Summary of the invention
Technical problem to be solved by this invention is to provide a kind of method manufacturing laminate wrapping material, serious necking phenomenon can not be there is when extruding lamination thermoplastic outermost layer in the fabrication process, the serious energy and waste of raw materials can not be caused, and the laminate wrapping material of the method manufacture longitudinal seal energy rapid heat-seal when making packing container, obtain the packing container that sealing intensity is good.
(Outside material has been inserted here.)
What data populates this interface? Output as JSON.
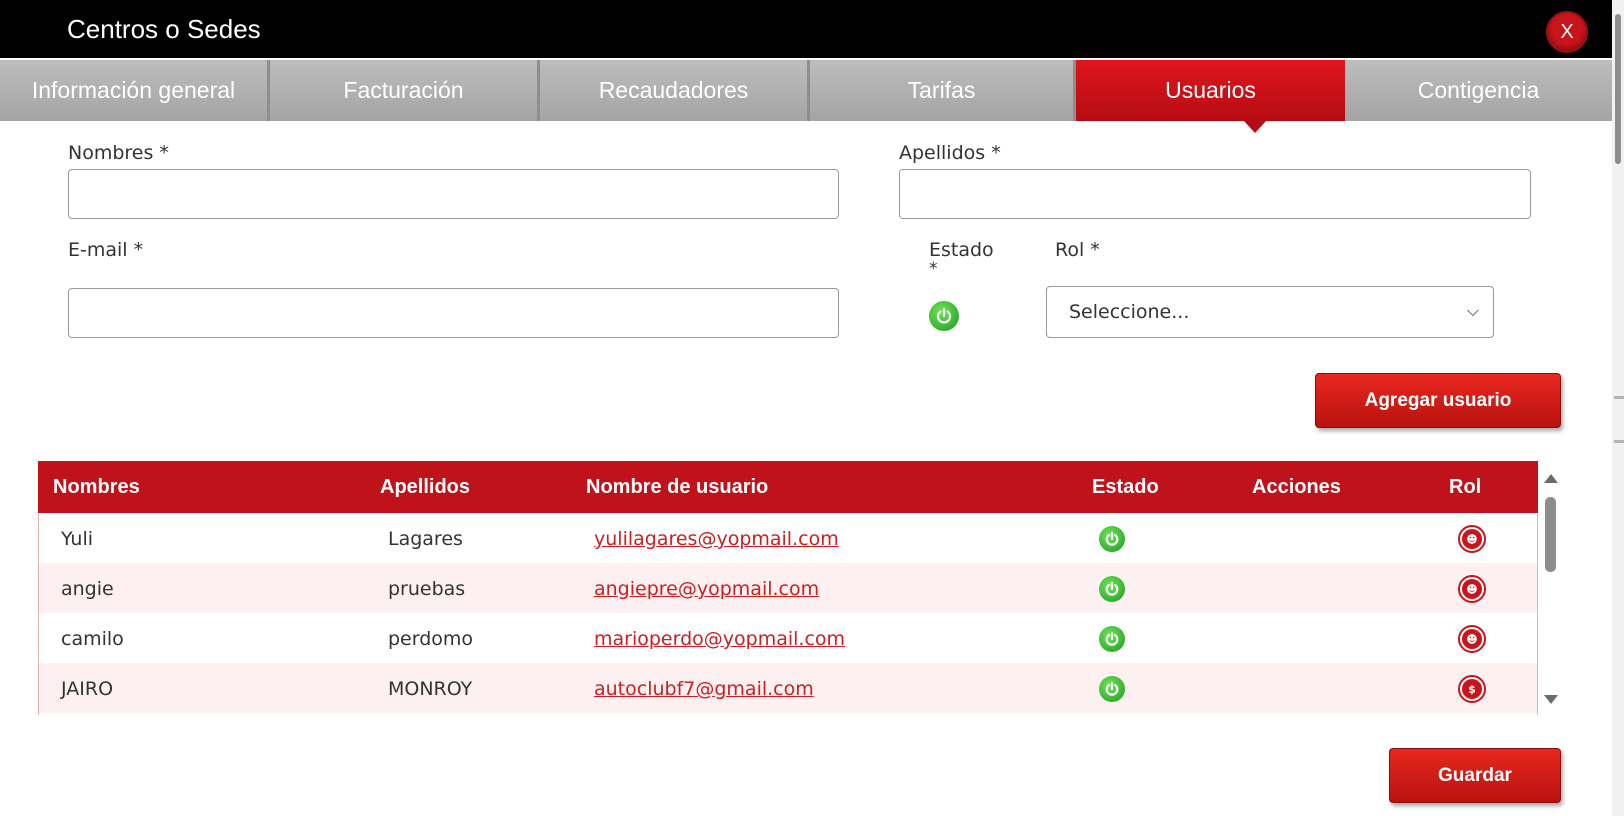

For solving the problems of the technologies described above, the technical scheme that the present invention takes is: a kind of method manufacturing laminate wrapping material, comprises the steps:
Step 1, suppresses crease line at sandwich layer and stamps out open hole;
Step 2, sandwich layer lateral surface is extruded lamination thermoplastic and forms outermost layer;
Step 3, sandwich layer medial surface is extruded lamination thermoplastic and forms intermediate layer, aluminum foil coiled material is compounded on sandwich layer medial surface by intermediate layer simultaneously;
Step 4, aluminium foil is extruded lamination thermoplastic and forms adhesive phase;
Step 5, extrudes lamination thermoplastic over the binder layer and forms innermost layer;
In step 2 above, LLDPE (mLLDPE) and the low density polyethylene (LDPE) (LDPE) of blended metalloscene catalyst polymerization form described outermost thermoplastic, wherein, the LLDPE (mLLDPE) of described metalloscene catalyst polymerization has following parameter: averag density is 0.88g/cm
3~ 0.925 g/cm
3, melt flow index (190 DEG C, 2.16kg) is 5 g/10min ~ 20 g/10min, Peak melting point is 85 DEG C ~ 130 DEG C, expansion ratio is 1.2 ~ 1.8; Described low density polyethylene (LDPE) (LDPE) has following parameter: averag density is 0.90g/cm
3~ 0.925 g/cm
3, melt flow index (190 DEG C, 2.16kg) is 5 g/10min ~ 20 g/10min, Peak melting point is 85 DEG C ~ 110 DEG C, expansion ratio is 1.2 ~ 1.8.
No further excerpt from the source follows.